Self Employed Pensions

Savings

When you’re employed, your employer makes compulsory contributions to your pension via auto-enrolment (unless you opt-out). When you work for yourself as a sole trader, or you’re in a partnership, making pension payments isn’t mandatory. But, it’s still an important thing to consider. It is especially worrying that studies have found that 45% of self-employed workers between 35 and 55 have no pension.

Retirement savings contributions are there to set you up in retirement. Generally, investing money into a pension scheme will give you better investment returns than just putting it into a bank account. Plus, because the money is effectively locked away until retirement, there’s no temptation to dig into it in the meantime.

Chances are you’ve worked for an employer at some point, and have an existing super pension to add to. If you’ve never worked for anyone, it’s probably time to set up a fund. You can make regular contributions or make lump sums less frequently, to suit your cash flow. Contributions that you make will still benefit from tax savings, and these can mount up.

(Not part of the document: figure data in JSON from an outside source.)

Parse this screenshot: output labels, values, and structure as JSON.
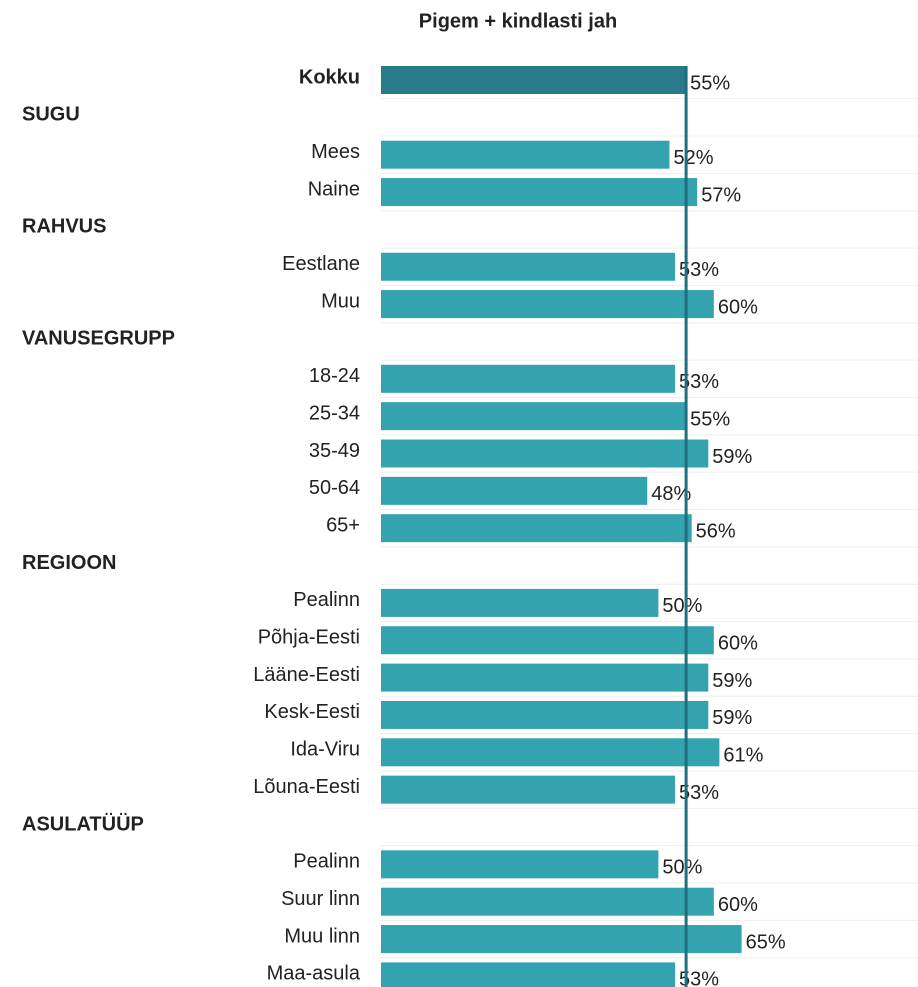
{
  "chart_data": {
    "type": "bar",
    "orientation": "horizontal",
    "title": "Pigem + kindlasti jah",
    "categories": [
      "Kokku",
      "SUGU",
      "Mees",
      "Naine",
      "RAHVUS",
      "Eestlane",
      "Muu",
      "VANUSEGRUPP",
      "18-24",
      "25-34",
      "35-49",
      "50-64",
      "65+",
      "REGIOON",
      "Pealinn",
      "Põhja-Eesti",
      "Lääne-Eesti",
      "Kesk-Eesti",
      "Ida-Viru",
      "Lõuna-Eesti",
      "ASULATÜÜP",
      "Pealinn",
      "Suur linn",
      "Muu linn",
      "Maa-asula"
    ],
    "values": [
      55,
      null,
      52,
      57,
      null,
      53,
      60,
      null,
      53,
      55,
      59,
      48,
      56,
      null,
      50,
      60,
      59,
      59,
      61,
      53,
      null,
      50,
      60,
      65,
      53
    ],
    "value_labels": [
      "55%",
      null,
      "52%",
      "57%",
      null,
      "53%",
      "60%",
      null,
      "53%",
      "55%",
      "59%",
      "48%",
      "56%",
      null,
      "50%",
      "60%",
      "59%",
      "59%",
      "61%",
      "53%",
      null,
      "50%",
      "60%",
      "65%",
      "53%"
    ],
    "colors": [
      "#2a7b8a",
      null,
      "#33a3b0",
      "#33a3b0",
      null,
      "#33a3b0",
      "#33a3b0",
      null,
      "#33a3b0",
      "#33a3b0",
      "#33a3b0",
      "#33a3b0",
      "#33a3b0",
      null,
      "#33a3b0",
      "#33a3b0",
      "#33a3b0",
      "#33a3b0",
      "#33a3b0",
      "#33a3b0",
      null,
      "#33a3b0",
      "#33a3b0",
      "#33a3b0",
      "#33a3b0"
    ],
    "reference_color": "#1f6f7e",
    "xlim": [
      0,
      95
    ]
  }
}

Another thing that’s very handy for the self-employed and generally offered through your retirement fund is insurance. Your fund may offer you life insurance and income protection insurance. Make sure that you take the time to really understand these policies, as the payout amounts may not offer enough money to replace the income you earn through your business. You may want to source an additional policy as a top-up.

If your business is a company and you employ staff, you are responsible for making auto-enrolment payments for eligible employees. There can be serious penalties for failing to do this, so take the time to fully understand your responsibilities.